In The Chronicle of the Discovery and Conquest of Guinea, published in 1453, the Portuguese writer Gomes Eannes de Azurara (or Zurara) describes African people who were being sold into slavery. Gomes de Azurara associates lighter skin with attractiveness, saying that some of the captives were “white enough, [and] fair to look upon….” He describes others as “white enough … like mulattos” and associates blackness with ugliness: “black as Ethiops, and so ugly….” Rather than distinguish among people on the basis of language and ethnicity, as well as variants in skin color, Ibram X. Kendi points out, Azurara “blended them into one single group of people worthy of enslavement.”

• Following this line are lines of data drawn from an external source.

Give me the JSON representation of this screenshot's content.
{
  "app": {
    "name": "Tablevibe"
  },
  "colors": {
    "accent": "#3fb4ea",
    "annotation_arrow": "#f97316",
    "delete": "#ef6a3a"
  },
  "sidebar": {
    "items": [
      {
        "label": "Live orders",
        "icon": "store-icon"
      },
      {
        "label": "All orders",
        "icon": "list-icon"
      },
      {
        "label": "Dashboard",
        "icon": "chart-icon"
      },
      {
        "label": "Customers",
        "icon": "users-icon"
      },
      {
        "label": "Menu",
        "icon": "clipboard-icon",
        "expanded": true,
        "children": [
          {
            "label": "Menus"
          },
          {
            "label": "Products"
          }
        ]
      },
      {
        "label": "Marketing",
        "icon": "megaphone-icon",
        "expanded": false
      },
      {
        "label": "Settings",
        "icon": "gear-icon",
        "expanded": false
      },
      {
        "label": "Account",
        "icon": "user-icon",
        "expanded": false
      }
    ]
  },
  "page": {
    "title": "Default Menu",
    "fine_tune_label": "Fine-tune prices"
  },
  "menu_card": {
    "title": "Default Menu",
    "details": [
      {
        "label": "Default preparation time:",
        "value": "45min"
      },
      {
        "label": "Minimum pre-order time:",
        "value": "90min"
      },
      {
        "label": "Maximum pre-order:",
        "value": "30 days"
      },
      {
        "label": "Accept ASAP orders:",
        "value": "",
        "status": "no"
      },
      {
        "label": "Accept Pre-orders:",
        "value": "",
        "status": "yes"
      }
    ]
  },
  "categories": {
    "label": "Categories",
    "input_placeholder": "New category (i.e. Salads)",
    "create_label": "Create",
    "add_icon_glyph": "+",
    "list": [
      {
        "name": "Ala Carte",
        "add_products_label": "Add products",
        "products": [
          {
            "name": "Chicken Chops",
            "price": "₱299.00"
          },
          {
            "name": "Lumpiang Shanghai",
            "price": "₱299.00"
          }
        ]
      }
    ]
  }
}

Kendi locates this description within a large project of race-making that was ongoing throughout the fifteenth century as Portugal under Prince Henry the Navigator expanded globally. The justification for enslavement was supported through the creation of a hierarchy topped by Europeans. It was also buttressed by associating dark-skinned people and African heritage with animals. Azurara said that Black people utterly lacked reason and lived “like beasts … in a bestial sloth.”
Azurara also relates the impressions of a slave raider, Dinis Diaz, who took captives in what became known as Cape Verde. Diaz referred to the people as Moors, a term generally used in Europe for North Africans and Muslims, including those who resided in Iberia.